Para cuando terminó con esos dos, el último ya estaba de pie, con una espada algo vieja pero lo suficientemente afilada en su mano derecha, mientras la izquierda seguía sujetando el sitio en el que se había encontrado hace unos segundos su oreja.
El último de los tiradores lo miraba con sus ojos enrojecidos llenos de rabia, e incluso se le escapaba algo de saliva de su boca. El dolor de su herida, más que amedrentarlo, parecía alimentar de alguna forma su ira enloquecida, que se reflejaba por completo en sus ojos casi desorbitados.

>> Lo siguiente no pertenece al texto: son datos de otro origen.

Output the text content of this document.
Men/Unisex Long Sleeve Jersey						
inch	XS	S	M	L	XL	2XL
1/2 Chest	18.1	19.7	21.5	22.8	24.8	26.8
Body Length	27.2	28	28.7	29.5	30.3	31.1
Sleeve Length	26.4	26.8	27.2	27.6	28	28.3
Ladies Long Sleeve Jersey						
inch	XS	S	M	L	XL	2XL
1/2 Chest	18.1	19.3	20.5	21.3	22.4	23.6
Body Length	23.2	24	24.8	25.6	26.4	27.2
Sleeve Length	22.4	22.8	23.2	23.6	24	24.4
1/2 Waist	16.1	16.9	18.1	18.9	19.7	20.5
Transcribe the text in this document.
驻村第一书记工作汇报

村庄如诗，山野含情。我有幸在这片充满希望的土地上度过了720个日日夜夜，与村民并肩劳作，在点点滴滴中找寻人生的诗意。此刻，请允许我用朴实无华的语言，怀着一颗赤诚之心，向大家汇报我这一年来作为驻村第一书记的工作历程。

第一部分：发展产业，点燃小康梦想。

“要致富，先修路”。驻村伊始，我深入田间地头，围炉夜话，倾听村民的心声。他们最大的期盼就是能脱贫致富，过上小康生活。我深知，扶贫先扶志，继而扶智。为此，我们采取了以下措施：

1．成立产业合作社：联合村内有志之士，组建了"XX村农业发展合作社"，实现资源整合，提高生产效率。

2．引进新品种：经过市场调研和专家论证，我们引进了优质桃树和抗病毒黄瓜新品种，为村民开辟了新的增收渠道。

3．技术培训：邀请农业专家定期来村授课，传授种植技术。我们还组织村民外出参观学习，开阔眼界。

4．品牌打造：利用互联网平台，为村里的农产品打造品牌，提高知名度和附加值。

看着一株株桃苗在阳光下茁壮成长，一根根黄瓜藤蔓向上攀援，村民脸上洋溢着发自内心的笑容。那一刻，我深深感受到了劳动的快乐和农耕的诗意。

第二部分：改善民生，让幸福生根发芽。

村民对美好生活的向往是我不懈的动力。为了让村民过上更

Acompañado de un aguerrido grito, el asaltante se lanzó encima de él y comenzó a lanzarle certeros y fulminantes sablazos, dignos de alguien que sabe que va a morir pero que da todo de sí en su último momento. El soldado respetaba ese sentimiento, pero igual lo terminó rápidamente. Esquivó los primeros dos de sus ataques, desvió el tercero con una de sus armas, y con la otra hizo un corte limpio y contundente desde su costado derecho de su torso, atravesando el diagonal hasta salir por su hombro.
El asaltante retrocedió atónito unos pasos, y luego cayó sobre sus rodillas. Alzó débilmente su cara, y sus ojos nublados se fijaron en el rostro estoico de aquel soldado.
—¿Qué... clase de monstruo eres...? —balbuceó de una forma casi inentendible, justo antes de desplomarse al frente y ya no moverse.
El soldado permaneció quieto en su lugar, contemplando sagazmente los siete cadáveres que yacían a su alrededor. Ninguno se movió, ninguno parpadeó, ninguno respiró. Todo había acabado en sólo unos cuantos segundos.
Exhaló pesadamente el aire que había guardado en sus pulmones, y se tomó sólo un instante para recuperarse. Eso aún no había acabado. Aquellos siete quizás eran los tiradores, pero su única función era deshacerse de la escolta. Debía haber más ocultos, encargados del resto. Pero, ¿qué era el resto?
No tenía realmente tiempo para pensarlo, pero de seguro debía de involucrar a la emperatriz segunda o a sus hijas.
Debía volver cuanto antes.
Se pasó el antebrazo por su cara para limpiarse la sangre de los ojos con su manga. Acto seguido, saltó colina abajo, volviendo a donde había dejado a los demás.